L'aspect économique de la révolution

Malgré les sanctions occidentales, l'Iran a réussi à construire une économie respectable, basée sur l'autarcie. Le leitmotiv de l'économie iranienne est moquavemati - résistance. Selon lui, l'unité sociale du pays et la prise en charge des pauvres sont les priorités de l'économie - les niveaux local, régional et national n'interviennent qu'ensuite, l'économie mondiale globalisée ne venant qu'en dernier lieu. L'aviation civile compte plus de 175 avions et le pays est aujourd'hui l'un des 10 plus grands producteurs d'acier au monde, apprécié non seulement pour son pétrole, mais aussi pour d'autres ressources minérales et naturelles. Ses principaux partenaires commerciaux sont la Chine (30% du volume du commerce extérieur), mais le commerce avec l'Afrique est également en forte croissance. L'Iran fait également du commerce avec les Etats-Unis, mais il s'agit d'un marché négligeable. Alors que sous Rouhani, l'Iran était très soucieux d'un dégel avec l'Occident, Ebrahim Raisi, un adversaire résolu des États-Unis, est revenu au pouvoir en août 2021.

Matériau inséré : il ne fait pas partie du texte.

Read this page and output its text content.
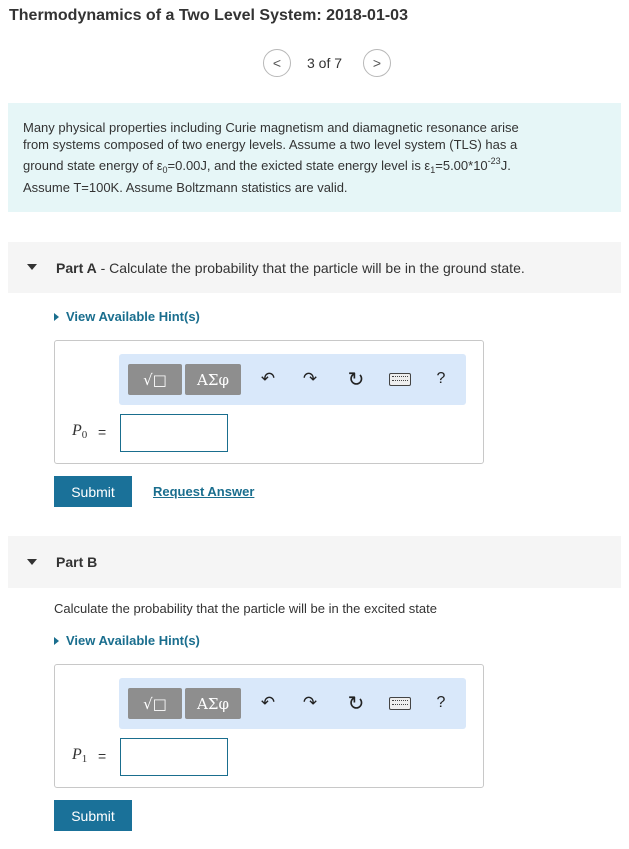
Thermodynamics of a Two Level System: 2018-01-03
< 3 of 7 >
Many physical properties including Curie magnetism and diamagnetic resonance arise
from systems composed of two energy levels. Assume a two level system (TLS) has a
ground state energy of $\varepsilon_0=0.00J$, and the exicted state energy level is $\varepsilon_1=5.00*10^{-23}J$.
Assume T=100K. Assume Boltzmann statistics are valid.
Part A - Calculate the probability that the particle will be in the ground state.
View Available Hint(s)
√□ ΑΣφ ↶ ↷ ↻	?
P0 =
Submit	Request Answer
Part B
Calculate the probability that the particle will be in the excited state
View Available Hint(s)
√□ ΑΣφ ↶ ↷ ↻	?
P1 =
Submit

Par conséquent, l'intérêt de l'Iran pour un nouvel accord nucléaire - les Etats-Unis ont dénoncé unilatéralement le dernier accord conclu sous Trump - et pour la fin des sanctions de l'Occident, dont l'économie est de plus en plus insignifiante, est faible. Les Iraniens se tournent plutôt vers l'Est, en direction de l'Eurasie : un accord de libre-échange couvrant plus de 7500 biens a été conclu fin 2022. Pour relier la Russie, l'Iran et l'Inde, il est prévu de construire une voie ferrée supplémentaire pour le corridor de transport nord-sud, ainsi qu'un canal reliant la mer Caspienne au golfe Persique. Comme nous pouvons le constater, il faut compter avec l'Iran dans notre monde de plus en plus multipolaire - en tout cas comme puissance régionale, voire comme pôle de puissance à part entière.